İngiltere’de başlayan makineleşme kısa sü­rede diğer ülkelere yayıldı. Fransa, Hollanda, Al­manya ve Avusturya’da sanayi hızla gelişti.

Sonuçları:

■insan gücünün yerini makine gücü almıştır.

■Küçük imalathaneler, yerlerini büyük fabri­kalara bırakmıştır.

■ Buhar gücüyle çalışan lokomotifler ve çelik gemilerin yapılmasıyla ulaşımda büyük ilerlemeler sağlanmıştır.

■Pazar ve ham madde ihtiyacı artmıştır.

■Sömürgecilik gelişmiştir,

■işçi sınıfı ortaya çıkmıştır.

■Teknolojik gelişmeler sonucunda yeni yol­lar ve kanalların açılmasıyla (Panama ve Süveyş kanalları gibi) uluslararası ticaret canlanmıştır. ■Avrupa’da refah düzeyi yükselmiştir.

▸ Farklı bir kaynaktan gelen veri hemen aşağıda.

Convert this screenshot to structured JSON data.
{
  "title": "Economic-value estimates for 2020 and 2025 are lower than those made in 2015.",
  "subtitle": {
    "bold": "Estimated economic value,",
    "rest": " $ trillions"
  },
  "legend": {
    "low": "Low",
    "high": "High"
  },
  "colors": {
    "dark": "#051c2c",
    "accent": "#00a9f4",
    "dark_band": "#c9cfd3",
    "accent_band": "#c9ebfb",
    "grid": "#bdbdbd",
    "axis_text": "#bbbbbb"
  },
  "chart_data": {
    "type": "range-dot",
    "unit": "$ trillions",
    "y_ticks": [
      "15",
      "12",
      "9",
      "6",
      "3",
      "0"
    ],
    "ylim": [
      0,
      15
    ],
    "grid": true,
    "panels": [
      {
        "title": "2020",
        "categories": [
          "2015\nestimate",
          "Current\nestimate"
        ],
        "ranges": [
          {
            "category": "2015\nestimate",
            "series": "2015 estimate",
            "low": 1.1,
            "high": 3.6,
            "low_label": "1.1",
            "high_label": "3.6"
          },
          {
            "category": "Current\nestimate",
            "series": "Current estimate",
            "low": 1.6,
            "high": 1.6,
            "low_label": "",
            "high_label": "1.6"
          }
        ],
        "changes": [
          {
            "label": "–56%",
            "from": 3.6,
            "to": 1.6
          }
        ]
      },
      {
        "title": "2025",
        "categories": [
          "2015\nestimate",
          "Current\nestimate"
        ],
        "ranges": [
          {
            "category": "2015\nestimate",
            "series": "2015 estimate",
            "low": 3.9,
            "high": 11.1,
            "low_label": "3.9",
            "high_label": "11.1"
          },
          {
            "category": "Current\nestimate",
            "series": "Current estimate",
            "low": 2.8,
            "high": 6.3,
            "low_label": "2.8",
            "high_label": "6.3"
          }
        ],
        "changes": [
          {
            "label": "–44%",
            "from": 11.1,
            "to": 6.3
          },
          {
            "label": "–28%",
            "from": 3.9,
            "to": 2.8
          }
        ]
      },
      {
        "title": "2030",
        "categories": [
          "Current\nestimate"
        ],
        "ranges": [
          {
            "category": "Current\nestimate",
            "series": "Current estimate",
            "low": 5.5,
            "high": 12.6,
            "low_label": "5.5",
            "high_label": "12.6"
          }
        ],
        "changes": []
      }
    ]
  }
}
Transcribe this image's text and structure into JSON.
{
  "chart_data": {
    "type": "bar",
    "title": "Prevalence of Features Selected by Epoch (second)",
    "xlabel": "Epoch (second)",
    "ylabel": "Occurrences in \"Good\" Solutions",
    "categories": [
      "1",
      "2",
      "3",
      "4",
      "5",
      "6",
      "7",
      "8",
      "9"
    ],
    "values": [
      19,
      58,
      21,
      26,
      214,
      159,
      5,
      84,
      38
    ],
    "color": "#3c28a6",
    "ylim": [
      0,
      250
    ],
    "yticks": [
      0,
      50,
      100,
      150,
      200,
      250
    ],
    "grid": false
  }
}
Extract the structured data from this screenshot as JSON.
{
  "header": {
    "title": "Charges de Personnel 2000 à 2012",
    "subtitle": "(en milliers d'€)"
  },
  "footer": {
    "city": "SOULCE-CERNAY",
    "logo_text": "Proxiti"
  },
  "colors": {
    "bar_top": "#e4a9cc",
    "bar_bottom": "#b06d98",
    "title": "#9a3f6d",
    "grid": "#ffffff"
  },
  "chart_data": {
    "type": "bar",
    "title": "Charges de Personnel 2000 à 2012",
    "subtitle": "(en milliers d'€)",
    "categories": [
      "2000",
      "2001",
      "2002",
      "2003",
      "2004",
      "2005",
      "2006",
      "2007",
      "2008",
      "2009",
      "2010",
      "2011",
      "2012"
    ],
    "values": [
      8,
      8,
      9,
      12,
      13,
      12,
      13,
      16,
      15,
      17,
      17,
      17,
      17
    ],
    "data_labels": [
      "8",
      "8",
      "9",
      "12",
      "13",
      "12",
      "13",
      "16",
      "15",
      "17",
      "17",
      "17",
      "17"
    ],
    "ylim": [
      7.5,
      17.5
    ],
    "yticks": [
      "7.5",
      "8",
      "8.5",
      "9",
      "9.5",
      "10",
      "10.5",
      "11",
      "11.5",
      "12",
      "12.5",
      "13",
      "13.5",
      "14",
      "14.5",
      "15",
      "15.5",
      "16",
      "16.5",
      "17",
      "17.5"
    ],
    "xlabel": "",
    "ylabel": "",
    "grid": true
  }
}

■Köyden kente göç başlamıştır.

■!. Dünya Savaşı’na neden olmuştur,

■İşçi ayaklanmaları başlamıştır.

■Kapitalizm, sosyalizm ve emperyalizm gibi akımlar doğmuştur.

Sanayi inkılâbı sonucunda günlük hayatta kul­landığımız birçok sanayi ürünü hayatımızı kolay­laştırmıştır. Evlerimizdeki elektronik eşyalar, giysi­ler, kırtasiye malzemeleri bunlardan bazılarıdır.

Avrupa’da sanayi inkılâbıyla birlikte küçük atölyeler yerlerini büyük fabrikalara bırakmış, bu durum üretimin artmasına neden olmuştur.

Sanayi inkılabıyla birlikte fabrikalar için gerekli ham madde ihtiyacının artması aşağı-dakilerden hangisine neden olmuştur?

A)  ipek ve Baharat yolları önemini kaybet­miştir.

B)  Soylular güç kaybetmiştir.

C) Devletler arası sömürgecilik yarışı hızlan­mıştır.

D)       Osmanlı Devleti’nin ihracatında artış ol­muştur.

Sanayi inkılabı sonucu devletler ham madde ihtiyaçlarını karşılamak amacıyla sömürgecilik yarışına girmişlerdir.

Doğru yanıt C seçeneğidir.

 Sendika

İşçilerin veya işverenlerin iş, kazanç, toplumsal ve kültürel çıkarlarını korumak ve geliştirmek için aralarında kurdukları birliğe sendika denir.

■Sendikalar, işçilerin ekonomik, sosyal ve toplumsal haklarını korur.

■Sendikalar işçilerin birlik ve beraberlik için­de; dil, din, ırk ve inanç farkı gözetmeksizin bir araya geldikleri örgütlerdir.